Personalization that Lasts Beyond the Mailing
How often does a custom message extend beyond the printed piece mailed to prospects? For Epicor, an e-commerce and enterprise software developer that specializes in mid-size companies, its lead generation campaigns begin, continue and end with tailored marketing communications.
That's because the company sells products that help its clients manage their own customer relationships. Any campaign it conducts has to lead the way in customer-centric marketing.
Boiled down to its essence, the goal for the 6" x 9" envelope effort mailed in September for the firm's line of e by Epicor products was simple: Generate a certain number of leads based on the numbers needed to make the firm's yearly sales goal, says Jennifer Smith, manager of direct mail programs at Epicor.
The result of some strategizing with Seal Beach, CA, agency Rauxa Direct was a direct mail campaign that incorporated personalized Web sites for each respondent (#836EPISOF0901). The Web sites also would give Epicor a relevant reason to periodically e-mail reminders to respondents to visit the Web sites for updated content.
According to Smith, the lead generation campaign was executed in 2000 for other Epicor products, and then rolled out to the e by Epicor offering in 2001.

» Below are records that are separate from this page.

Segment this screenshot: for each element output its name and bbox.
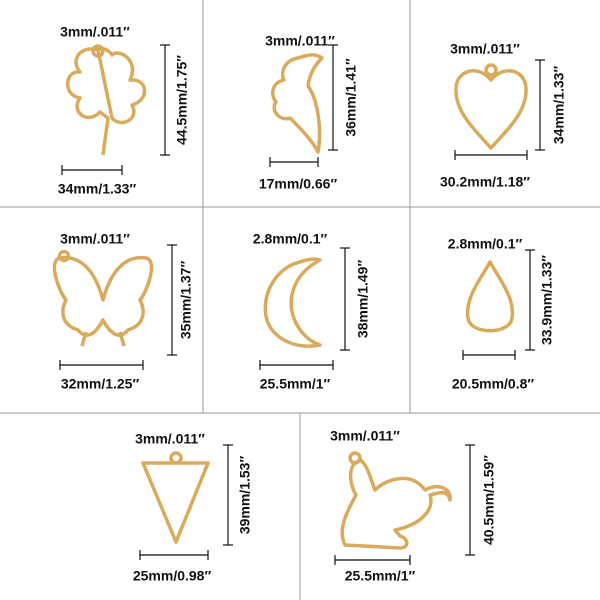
width-label: 25.5mm/1″ (260, 376, 331, 392)
drop (465, 260, 515, 333)
height-label: 33.9mm/1.33″ (539, 255, 555, 345)
height-label: 35mm/1.37″ (178, 261, 194, 340)
width-label: 25mm/0.98″ (133, 568, 212, 584)
width-label: 17mm/0.66″ (259, 176, 338, 192)
bail (348, 451, 362, 465)
moon (263, 257, 322, 348)
thickness-label: 3mm/.011″ (135, 431, 205, 447)
height-label: 34mm/1.33″ (551, 66, 567, 145)
bail (484, 63, 498, 77)
thickness-label: 2.8mm/0.1″ (448, 236, 523, 252)
width-label: 34mm/1.33″ (58, 181, 137, 197)
thickness-label: 3mm/.011″ (450, 41, 520, 57)
width-label: 20.5mm/0.8″ (452, 376, 534, 392)
thickness-label: 2.8mm/0.1″ (253, 231, 328, 247)
width-label: 25.5mm/1″ (345, 568, 416, 584)
width-label: 30.2mm/1.18″ (440, 174, 530, 190)
height-label: 36mm/1.41″ (343, 58, 359, 137)
bail (57, 249, 71, 263)
thickness-label: 3mm/.011″ (60, 231, 130, 247)
heart (454, 69, 528, 150)
clover (65, 47, 147, 156)
butterfly (52, 255, 154, 347)
cat (340, 458, 452, 550)
wing (270, 53, 324, 154)
height-label: 44.5mm/1.75″ (174, 55, 190, 145)
thickness-label: 3mm/.011″ (330, 428, 400, 444)
triangle (141, 461, 210, 544)
width-label: 32mm/1.25″ (61, 376, 140, 392)
height-label: 38mm/1.49″ (355, 260, 371, 339)
thickness-label: 3mm/.011″ (265, 33, 335, 49)
pendant-shapes (52, 44, 528, 550)
height-label: 39mm/1.53″ (237, 456, 253, 535)
thickness-label: 3mm/.011″ (60, 24, 130, 40)
bail (169, 451, 183, 465)
height-label: 40.5mm/1.59″ (481, 455, 497, 545)
bail (91, 44, 105, 58)
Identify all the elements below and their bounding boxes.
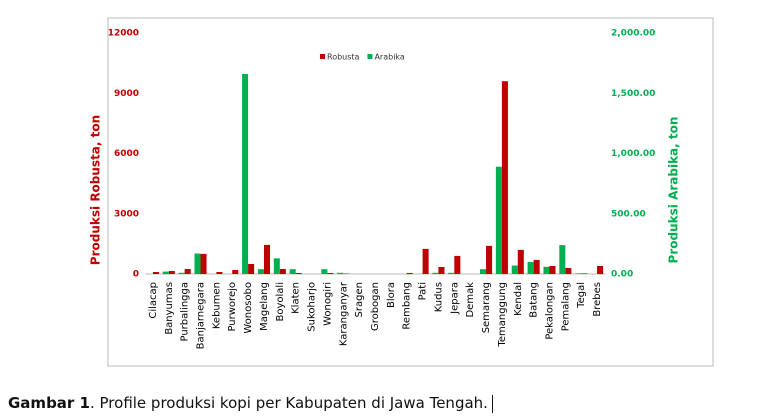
bar — [575, 273, 582, 274]
bar — [168, 270, 175, 274]
bar — [337, 272, 344, 274]
bar — [162, 271, 169, 274]
x-tick-label: Semarang — [481, 282, 492, 333]
bar — [279, 268, 286, 274]
text-cursor — [491, 394, 493, 413]
y-tick-label: 0 — [133, 270, 139, 280]
bar — [263, 244, 270, 274]
bar — [178, 272, 185, 274]
x-tick-label: Cilacap — [148, 282, 159, 319]
bar — [501, 81, 508, 274]
bar — [216, 271, 223, 274]
bar — [248, 263, 255, 274]
legend-label: Arabika — [374, 53, 404, 62]
y2-tick-label: 500.00 — [611, 209, 646, 219]
y2-axis-title: Produksi Arabika, ton — [667, 117, 681, 264]
legend-swatch — [367, 54, 373, 59]
y-tick-label: 6000 — [114, 149, 139, 159]
caption-label: Gambar 1 — [8, 394, 90, 412]
x-tick-label: Rembang — [402, 282, 413, 330]
bar — [295, 272, 302, 274]
y-tick-label: 9000 — [114, 89, 139, 99]
bar — [511, 265, 518, 274]
x-tick-label: Jepara — [449, 282, 460, 315]
x-tick-label: Blora — [386, 282, 397, 308]
chart: Produksi Robusta, ton Produksi Arabika, … — [89, 17, 714, 367]
bar — [495, 166, 502, 274]
x-tick-label: Klaten — [291, 282, 302, 314]
bar — [432, 272, 439, 274]
x-tick-label: Wonosobo — [243, 282, 254, 334]
bar — [581, 273, 588, 274]
bar — [527, 261, 534, 274]
chart-frame — [107, 17, 714, 367]
y-axis-title: Produksi Robusta, ton — [89, 115, 103, 265]
x-tick-label: Magelang — [259, 282, 270, 331]
bar — [454, 255, 461, 274]
x-tick-label: Banyumas — [164, 282, 175, 335]
y-tick-label: 3000 — [114, 209, 139, 219]
x-tick-label: Pati — [418, 282, 429, 300]
x-tick-label: Tegal — [576, 282, 587, 309]
y2-tick-label: 1,000.00 — [611, 149, 655, 159]
bar — [438, 266, 445, 274]
y2-tick-label: 2,000.00 — [611, 29, 655, 39]
bar — [242, 73, 249, 274]
legend-label: Robusta — [327, 53, 360, 62]
x-tick-label: Kebumen — [211, 282, 222, 329]
bar — [597, 265, 604, 274]
bar — [486, 245, 493, 274]
bar — [422, 248, 429, 274]
x-tick-label: Temanggung — [497, 282, 508, 348]
x-tick-label: Brebes — [592, 282, 603, 317]
bar — [543, 266, 550, 274]
x-tick-label: Grobogan — [370, 282, 381, 331]
x-tick-label: Purbalingga — [180, 282, 191, 342]
x-tick-label: Kudus — [433, 282, 444, 312]
x-tick-label: Pekalongan — [544, 282, 555, 340]
bar — [289, 269, 296, 274]
bar — [232, 269, 239, 274]
x-tick-label: Wonogiri — [322, 282, 333, 326]
legend-swatch — [320, 54, 325, 59]
y-tick-label: 12000 — [108, 29, 139, 39]
bar — [559, 245, 566, 274]
bar — [480, 269, 487, 274]
caption-text: . Profile produksi kopi per Kabupaten di… — [89, 394, 488, 412]
bar — [257, 269, 264, 274]
bar — [327, 272, 334, 274]
x-tick-label: Karanganyar — [338, 281, 349, 346]
x-tick-label: Purworejo — [227, 282, 238, 332]
bar — [184, 268, 191, 274]
x-tick-label: Boyolali — [275, 282, 286, 321]
bar — [321, 269, 328, 274]
x-tick-label: Pemalang — [560, 282, 571, 331]
x-tick-label: Sukoharjo — [307, 282, 318, 332]
bar — [533, 259, 540, 274]
bar — [273, 258, 280, 274]
x-tick-label: Sragen — [354, 282, 365, 317]
bar — [448, 272, 455, 274]
x-tick-label: Banjarnegara — [196, 282, 207, 349]
y2-tick-label: 1,500.00 — [611, 89, 655, 99]
caption: Gambar 1. Profile produksi kopi per Kabu… — [8, 394, 493, 413]
x-tick-label: Kendal — [513, 282, 524, 316]
x-tick-label: Batang — [529, 282, 540, 318]
bar — [549, 265, 556, 274]
y2-tick-label: 0.00 — [611, 270, 633, 280]
bar — [517, 249, 524, 274]
bar — [565, 267, 572, 274]
bar — [194, 253, 201, 274]
bar — [406, 272, 413, 274]
bar — [152, 271, 159, 274]
bar — [200, 253, 207, 274]
x-tick-label: Demak — [465, 282, 476, 318]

Prospecting is a challenging part of the campaign, Smith explains. Once Epicor pulls in leads, whether they come from rented lists, sales staff, trade shows, print ads, etc., the goal is to funnel them appropriately into the mail program, and then build them into customers. Epicor achieves a 15-percent to 22-percent response to its lead generation efforts in the qualification stage.
The mailing captures prospects' attention with a second window on the outer envelope that shows off a Web address personalized with the prospect's name. This address is referenced in numerous places on both the single-page letter and the four-color, card-stock insert. This insert also offers prospects a mail-in BRC, in case they don't want to set up a personal microsite on
e-commerce marketing. Smith says there are several versions of the letter, each tailored to the list used.
While a personalized Web site is a powerful lure, Epicor backs it up with the offer of a free CD demo and the chance to win a Blackberry wireless handheld. Prospects need to set up their personalized Web site to qualify for the contest, though. Epicor tests information premiums, like white papers, against the greed premiums, and drops the premium component entirely when mailing to lists that perform well.
Once prospects register for their own site, they receive monthly e-mails that notify them of the Web content updates. While it's transparent to the visitor, there are really four vertical sites that are tailored toward the prospects' interests, says Smith. These interests are pinpointed in the registration process and by tracking where the prospects travel within their microsites.
To move these qualified prospects from Web site visitors to buyers, Epicor tracks each visitor's interaction with the site and then matches these leads in segments to the appropriate call center follow-up. This way, sales representatives can be more relevant and effective when they inquire about the prospect's current software needs.
"For a campaign like this," Smith says, "you have to scrub the data." This means running identification processes that make certain the names, companies and customer status is captured accurately.